Nel gennaio 2003 (a 16 anni, in uno dei momenti più delicati per la crescita di una persona) si presentò una notte la malattia infiammatoria intestinale: una rettocolite ulcerosa (RCU) con importanti perdite di sangue e forti dolori addominali. A breve distanza seguì la diagnosi della malattia e l'inizio delle terapie con farmaci antinfiammatori. Il 2003 fu l'ultimo anno in cui riuscii a fare sport, giunsi sesto ai Mondiali Allievi con 15.15m (primo tra gli europei) e nell'unica gara di salto in lungo disputata vinsi i Campionati Italiani di Società Allievi con 7.20m. Nella categoria Allievi non ebbi mai la possibilità, a causa dei problemi fisici, di partecipare ai Campionati Italiani individuali.
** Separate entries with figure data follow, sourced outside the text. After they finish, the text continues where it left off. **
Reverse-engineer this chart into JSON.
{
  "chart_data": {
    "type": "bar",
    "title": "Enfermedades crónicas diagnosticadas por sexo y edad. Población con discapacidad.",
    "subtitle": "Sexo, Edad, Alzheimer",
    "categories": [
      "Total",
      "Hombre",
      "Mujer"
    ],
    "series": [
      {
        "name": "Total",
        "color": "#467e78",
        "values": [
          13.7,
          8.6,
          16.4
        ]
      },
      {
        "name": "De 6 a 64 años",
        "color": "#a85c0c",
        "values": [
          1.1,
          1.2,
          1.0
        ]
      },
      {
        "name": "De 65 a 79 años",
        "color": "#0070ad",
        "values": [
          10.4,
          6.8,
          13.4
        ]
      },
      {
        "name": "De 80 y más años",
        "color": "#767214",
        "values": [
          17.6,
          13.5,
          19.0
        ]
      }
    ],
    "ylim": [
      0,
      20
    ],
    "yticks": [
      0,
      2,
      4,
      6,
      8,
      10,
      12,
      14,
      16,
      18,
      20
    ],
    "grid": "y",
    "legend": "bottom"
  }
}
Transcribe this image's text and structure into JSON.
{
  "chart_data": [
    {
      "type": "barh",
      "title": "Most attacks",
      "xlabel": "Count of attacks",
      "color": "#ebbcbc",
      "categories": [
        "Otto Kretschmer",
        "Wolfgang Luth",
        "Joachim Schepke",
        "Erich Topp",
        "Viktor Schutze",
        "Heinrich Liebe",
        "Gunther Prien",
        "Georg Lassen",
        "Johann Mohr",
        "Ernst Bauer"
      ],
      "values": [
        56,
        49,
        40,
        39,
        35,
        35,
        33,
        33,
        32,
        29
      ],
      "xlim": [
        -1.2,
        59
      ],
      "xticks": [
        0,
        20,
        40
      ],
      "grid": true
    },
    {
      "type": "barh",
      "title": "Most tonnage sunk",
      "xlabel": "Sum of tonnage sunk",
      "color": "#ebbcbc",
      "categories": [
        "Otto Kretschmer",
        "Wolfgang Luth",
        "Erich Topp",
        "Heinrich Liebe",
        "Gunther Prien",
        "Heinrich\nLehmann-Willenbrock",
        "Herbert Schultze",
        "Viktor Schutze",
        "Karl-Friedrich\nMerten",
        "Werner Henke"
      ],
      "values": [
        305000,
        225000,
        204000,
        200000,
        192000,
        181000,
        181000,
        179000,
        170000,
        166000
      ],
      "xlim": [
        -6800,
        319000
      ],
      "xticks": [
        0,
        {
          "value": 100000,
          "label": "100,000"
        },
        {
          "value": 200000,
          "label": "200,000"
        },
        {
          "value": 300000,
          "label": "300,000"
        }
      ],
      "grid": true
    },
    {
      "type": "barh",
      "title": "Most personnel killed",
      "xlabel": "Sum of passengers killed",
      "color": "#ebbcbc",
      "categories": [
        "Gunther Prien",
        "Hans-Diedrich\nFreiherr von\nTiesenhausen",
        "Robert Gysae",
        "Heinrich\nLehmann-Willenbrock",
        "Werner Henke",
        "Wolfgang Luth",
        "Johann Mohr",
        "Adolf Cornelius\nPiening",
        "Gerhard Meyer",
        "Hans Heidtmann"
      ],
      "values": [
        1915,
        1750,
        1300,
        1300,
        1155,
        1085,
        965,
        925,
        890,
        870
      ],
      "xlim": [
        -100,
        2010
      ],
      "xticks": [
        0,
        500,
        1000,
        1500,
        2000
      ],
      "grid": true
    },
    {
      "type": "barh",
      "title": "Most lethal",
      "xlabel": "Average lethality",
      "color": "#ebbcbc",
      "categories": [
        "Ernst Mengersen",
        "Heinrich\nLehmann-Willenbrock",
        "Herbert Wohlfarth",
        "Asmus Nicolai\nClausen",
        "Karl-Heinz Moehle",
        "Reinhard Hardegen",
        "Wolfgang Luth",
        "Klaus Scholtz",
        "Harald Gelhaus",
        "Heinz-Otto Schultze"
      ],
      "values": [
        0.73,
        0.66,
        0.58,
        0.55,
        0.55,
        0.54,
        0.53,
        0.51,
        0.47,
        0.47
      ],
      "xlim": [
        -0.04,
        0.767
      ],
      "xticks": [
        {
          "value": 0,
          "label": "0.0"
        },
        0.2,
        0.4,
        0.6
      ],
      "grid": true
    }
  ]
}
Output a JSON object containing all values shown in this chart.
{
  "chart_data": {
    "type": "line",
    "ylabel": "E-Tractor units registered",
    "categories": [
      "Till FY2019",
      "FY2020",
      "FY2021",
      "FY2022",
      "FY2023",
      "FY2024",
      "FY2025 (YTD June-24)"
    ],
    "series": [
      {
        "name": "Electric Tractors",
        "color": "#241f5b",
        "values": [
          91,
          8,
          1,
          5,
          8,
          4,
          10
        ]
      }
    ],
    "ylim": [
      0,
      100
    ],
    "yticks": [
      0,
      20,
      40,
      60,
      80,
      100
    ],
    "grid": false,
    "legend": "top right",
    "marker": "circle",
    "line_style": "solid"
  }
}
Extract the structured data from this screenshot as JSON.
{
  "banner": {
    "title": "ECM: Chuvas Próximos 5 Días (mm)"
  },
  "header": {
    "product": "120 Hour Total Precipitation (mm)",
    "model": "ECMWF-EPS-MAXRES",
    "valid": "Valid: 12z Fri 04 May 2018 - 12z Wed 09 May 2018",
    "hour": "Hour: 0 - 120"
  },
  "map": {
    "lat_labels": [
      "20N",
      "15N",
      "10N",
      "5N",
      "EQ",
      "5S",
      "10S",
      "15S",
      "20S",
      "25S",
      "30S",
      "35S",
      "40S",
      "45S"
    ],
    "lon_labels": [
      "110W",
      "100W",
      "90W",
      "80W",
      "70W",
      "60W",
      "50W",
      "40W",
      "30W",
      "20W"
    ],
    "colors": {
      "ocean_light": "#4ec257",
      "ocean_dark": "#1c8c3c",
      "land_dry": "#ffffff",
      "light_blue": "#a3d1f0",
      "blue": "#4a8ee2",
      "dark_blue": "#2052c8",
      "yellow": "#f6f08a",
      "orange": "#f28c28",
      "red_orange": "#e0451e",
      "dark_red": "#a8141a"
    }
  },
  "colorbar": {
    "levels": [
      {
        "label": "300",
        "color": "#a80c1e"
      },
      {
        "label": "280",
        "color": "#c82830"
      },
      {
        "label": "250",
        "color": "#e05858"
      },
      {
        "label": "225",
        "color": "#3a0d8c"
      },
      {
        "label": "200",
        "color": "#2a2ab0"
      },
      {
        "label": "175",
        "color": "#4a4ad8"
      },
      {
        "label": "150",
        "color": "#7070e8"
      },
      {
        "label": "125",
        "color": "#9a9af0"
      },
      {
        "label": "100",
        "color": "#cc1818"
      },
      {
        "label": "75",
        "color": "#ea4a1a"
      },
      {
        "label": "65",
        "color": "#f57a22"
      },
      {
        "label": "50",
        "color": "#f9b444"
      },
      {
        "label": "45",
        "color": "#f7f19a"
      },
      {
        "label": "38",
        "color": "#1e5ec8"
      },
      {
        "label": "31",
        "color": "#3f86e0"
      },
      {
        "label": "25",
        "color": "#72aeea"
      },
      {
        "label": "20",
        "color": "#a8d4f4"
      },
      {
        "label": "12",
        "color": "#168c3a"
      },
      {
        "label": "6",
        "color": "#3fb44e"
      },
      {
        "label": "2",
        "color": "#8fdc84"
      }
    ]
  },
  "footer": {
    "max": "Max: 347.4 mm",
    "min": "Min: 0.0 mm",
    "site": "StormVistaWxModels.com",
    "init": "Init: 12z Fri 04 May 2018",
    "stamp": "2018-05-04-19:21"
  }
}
Nella primavera del 2004 la malattia letteralmente esplose e mi sconvolse l'esistenza. Nel maggio del 2004 fui ricoverato per la prima volta, per circa 1 mese, e provai i primi farmaci cortisonici (farmaci che hanno distrutto la mia struttura scheletrica fino ad arrivare a registrare un t-score lombare di -3.5: sognavo la densità ossea di mia nonna). Solo a un anno di distanza dai Mondiali Allievi, il mio fisico era divenuto irriconoscibile: energia fisica azzerata, muscolatura scomparsa (persi 15 kg abbondanti in un anno e arrivai a perdere altri 10 kg l'anno seguente fino a raggiungere un peso poco superiore i 45 kg), viso stravolto. Ero diventato il fantasma di me stesso.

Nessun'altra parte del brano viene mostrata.